Munoz, partner to Altadill on Neutrogena, remains very much the 'quiet man' of the leading three duos. The 42-year old has been a professional sailor since the age of 18 and is now Chile's best known and most successful ocean racer. A past winner of the Class 40 Global Ocean Race, the two handed race with stopovers, Munoz has aspirations to launch a Chilean IMOCA 60 programme in the future. And while he has sailed tens of thousands of deep ocean miles, he is also a very accomplished inshore, short course round -the-buoys sailor, racing IMS and one design racers, lately including the Soto40. 

He lost his long time sailing friend and Global Ocean Race co-skipper to a plane crash.
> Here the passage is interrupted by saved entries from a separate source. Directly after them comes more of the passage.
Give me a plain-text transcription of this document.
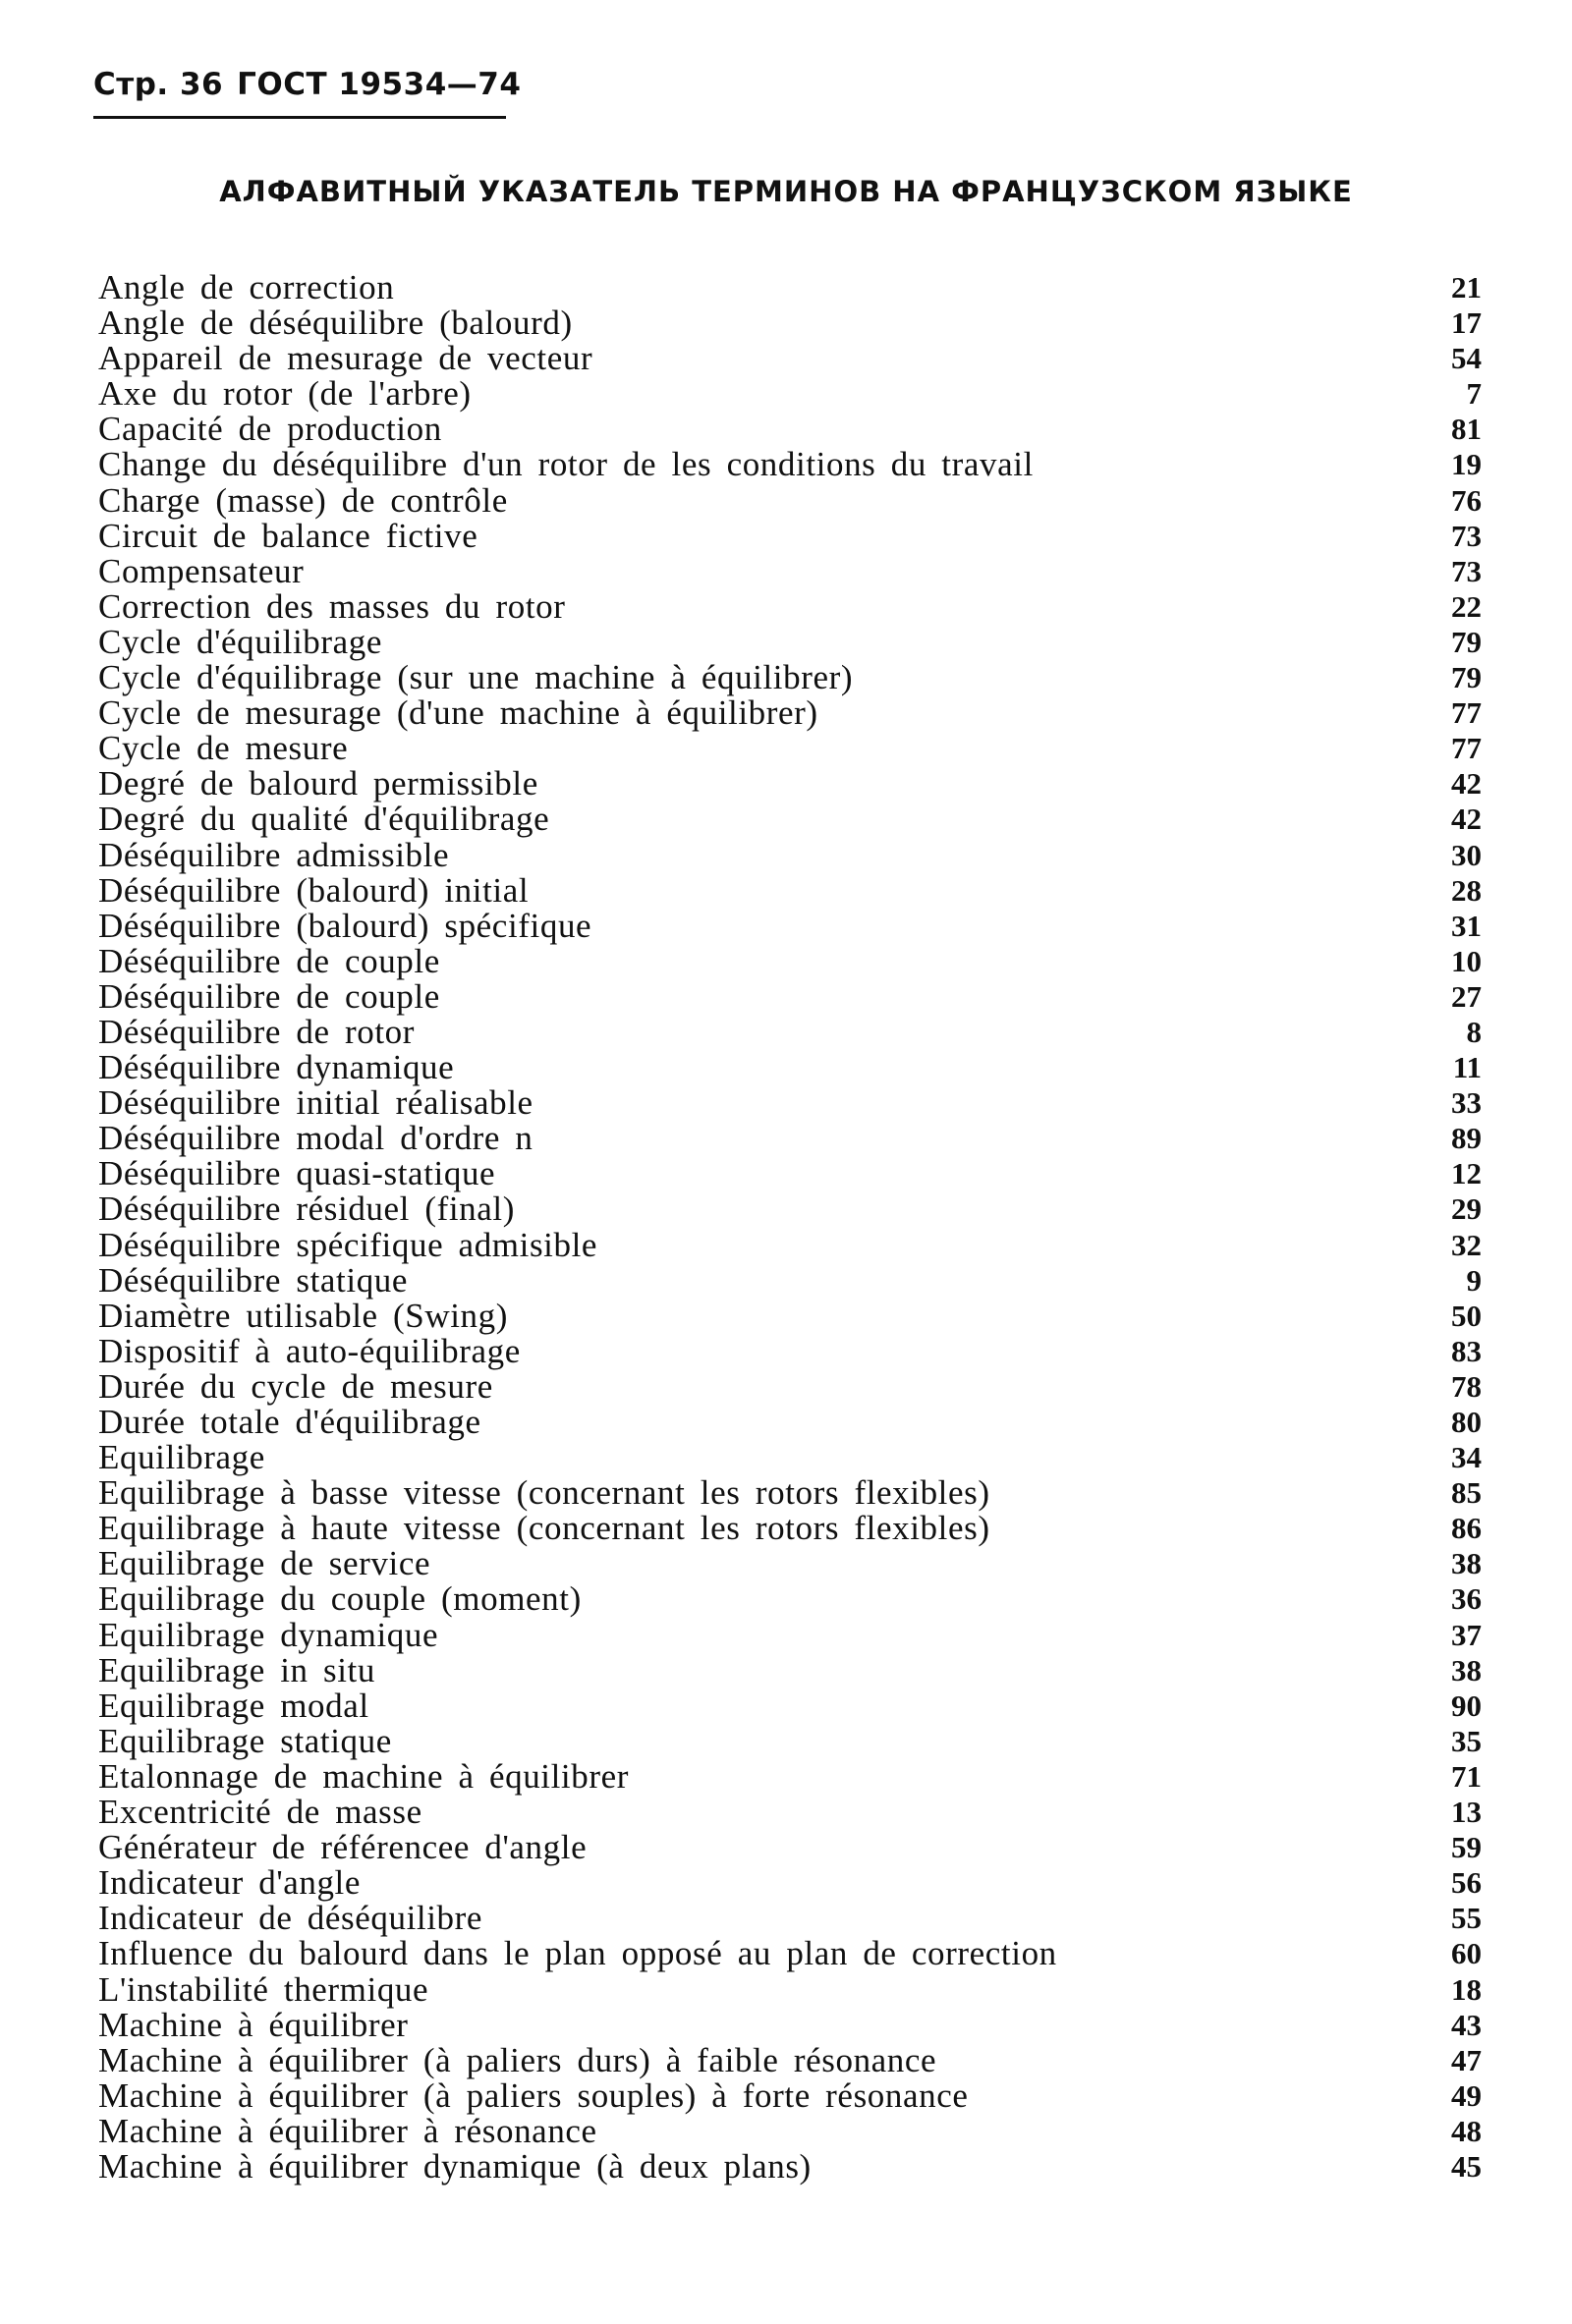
Стр. 36 ГОСТ 19534—74
АЛФАВИТНЫЙ УКАЗАТЕЛЬ ТЕРМИНОВ НА ФРАНЦУЗСКОМ ЯЗЫКЕ
Angle de correction	21
Angle de déséquilibre (balourd)	17
Appareil de mesurage de vecteur	54
Axe du rotor (de l'arbre)	7
Capacité de production	81
Change du déséquilibre d'un rotor de les conditions du travail	19
Charge (masse) de contrôle	76
Circuit de balance fictive	73
Compensateur	73
Correction des masses du rotor	22
Cycle d'équilibrage	79
Cycle d'équilibrage (sur une machine à équilibrer)	79
Cycle de mesurage (d'une machine à équilibrer)	77
Cycle de mesure	77
Degré de balourd permissible	42
Degré du qualité d'équilibrage	42
Déséquilibre admissible	30
Déséquilibre (balourd) initial	28
Déséquilibre (balourd) spécifique	31
Déséquilibre de couple	10
Déséquilibre de couple	27
Déséquilibre de rotor	8
Déséquilibre dynamique	11
Déséquilibre initial réalisable	33
Déséquilibre modal d'ordre n	89
Déséquilibre quasi-statique	12
Déséquilibre résiduel (final)	29
Déséquilibre spécifique admisible	32
Déséquilibre statique	9
Diamètre utilisable (Swing)	50
Dispositif à auto-équilibrage	83
Durée du cycle de mesure	78
Durée totale d'équilibrage	80
Equilibrage	34
Equilibrage à basse vitesse (concernant les rotors flexibles)	85
Equilibrage à haute vitesse (concernant les rotors flexibles)	86
Equilibrage de service	38
Equilibrage du couple (moment)	36
Equilibrage dynamique	37
Equilibrage in situ	38
Equilibrage modal	90
Equilibrage statique	35
Etalonnage de machine à équilibrer	71
Excentricité de masse	13
Générateur de référencee d'angle	59
Indicateur d'angle	56
Indicateur de déséquilibre	55
Influence du balourd dans le plan opposé au plan de correction	60
L'instabilité thermique	18
Machine à équilibrer	43
Machine à équilibrer (à paliers durs) à faible résonance	47
Machine à équilibrer (à paliers souples) à forte résonance	49
Machine à équilibrer à résonance	48
Machine à équilibrer dynamique (à deux plans)	45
Felipe Cubillos died in an  accident near the archipelago of Juan Fernández in 2010. 
Cubillos worked with the Desafío Levantemos Chile (Rebuild Chile Challenge) which he founded to promote the rebuilding of the areas affected by the tsunami which hit the country on February 27th 2010. 
“It was a huge loss. We started off together in Algarrobo and I'd been sailing with Felipe for 11 years before teaming up with him for the Global Ocean Race,” said Munoz before the start in Barcelona. 
Munoz was born in Algarrobo, Chile in April 1972. Something of a Chilean nautical paradise, it was in his hometown that he came of age as a sailor and that's where he continues to live with his wife and two daughters. He started off in a rather unconventional fashion, taking to the oceans at a very young age: 
“I started off in the Algarrobo Yacht Club and at ten years old I was already offshore sailing with my father. At 18 I got into professional sailing in J-24s and shortly after I took on a few crossings of the Pacific Ocean”.
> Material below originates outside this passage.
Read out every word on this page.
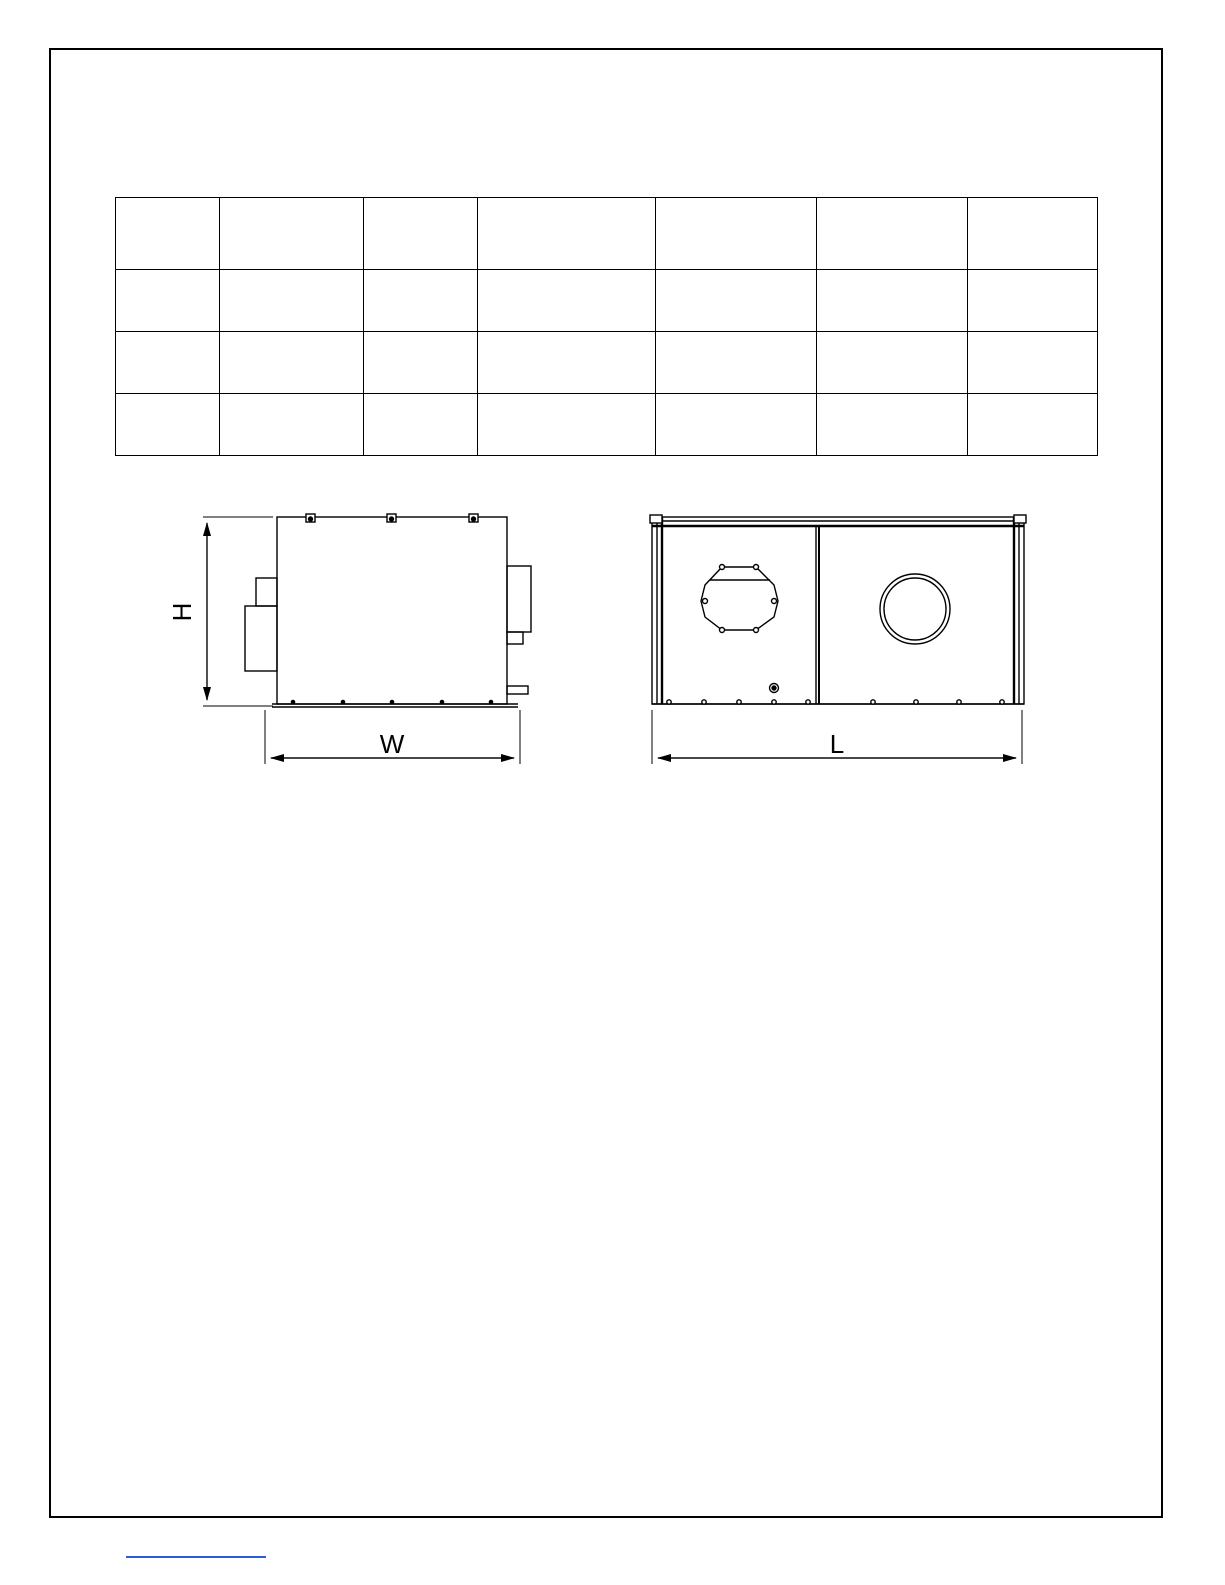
H
W	L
Keeping the View Long Term.

Call it one third of the race sailed. In real terms, on the water, up until last night 27th January, race tracking supppliers Geovoile tell us that leaders Cheminées Poujoulat had sailed 9079 miles and Neutrogena 8937 miles on the water. That should still equate to more than one third of the 23450 miles theoretical course distance. Short handed and solo racers are known for taking one day at a time, one watch at a time. But keeping the view long term is also essential for motivation. Passing Cape of Good Hope, albeit 575 miles south of it, was an important milestone for the fourth placed Renault Captur duo Jorg Riechers and Sébastien Audigane, but it is still to the medium and long term, some eight days down the line that the German co-skipper is looking. He predicts that GAES Centros Auditivos will run into lighter breezes in a high pressure ridge which might be their opportunity to pull back some bigger miles on Corbella and Marin. For sure he and his French co-skipper still have grand designs on third place. 


We Are Water making miles and making a difference.
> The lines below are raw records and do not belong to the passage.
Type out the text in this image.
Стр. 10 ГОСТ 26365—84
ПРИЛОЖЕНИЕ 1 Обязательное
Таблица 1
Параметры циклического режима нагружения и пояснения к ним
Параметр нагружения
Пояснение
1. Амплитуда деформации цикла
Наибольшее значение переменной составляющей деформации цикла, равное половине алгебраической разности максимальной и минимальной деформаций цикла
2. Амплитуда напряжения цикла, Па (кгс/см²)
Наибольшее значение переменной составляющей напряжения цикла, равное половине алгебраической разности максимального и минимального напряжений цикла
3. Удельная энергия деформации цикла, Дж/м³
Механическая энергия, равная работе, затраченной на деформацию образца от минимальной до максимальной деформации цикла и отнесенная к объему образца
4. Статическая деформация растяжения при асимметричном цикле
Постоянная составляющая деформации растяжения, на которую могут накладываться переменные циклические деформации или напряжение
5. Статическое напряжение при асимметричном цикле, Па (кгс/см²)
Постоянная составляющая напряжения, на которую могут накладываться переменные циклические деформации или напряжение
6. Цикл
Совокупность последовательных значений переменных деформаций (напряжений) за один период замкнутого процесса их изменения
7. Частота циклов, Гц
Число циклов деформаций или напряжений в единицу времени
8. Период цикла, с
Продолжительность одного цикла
Fastest boat on the water over the 24 hours up until this morning was the Garcia brothers on We Are Water. Bruno and Willy, like Southern Ocean rookie Riechers, have yet to experience the real ferocity of the Big South, but the brothers have been racing ahead of a front in 30-32kts of breeze - conditions 'like wet cold trade winds' according to Bruno today. They have their small electrical problems which are not hindering their performance, but the Garcias have taken a few small miles back on Renault Captur. They have a  growing level of global support and interest for their mission to publicise the work of Roca's We Are Water foundation. (http://www.wearewater.org/en/tracking-we-are-water to follow as they pass key projects). To date they have passed a Water, sanitation and hygiene in schools project in the region of Tombali in Guinea-Bissau. This re quired €20,000 to improve drinking water, sanitation, and to deliver education on good hygiene practices for 10,000 children and 9,000 adults. And the second project they have passed the longitude of is in Zabazugu Northern Ghana. There a well building project is due to offer positive benefits to 3,000 people, building 10 wells.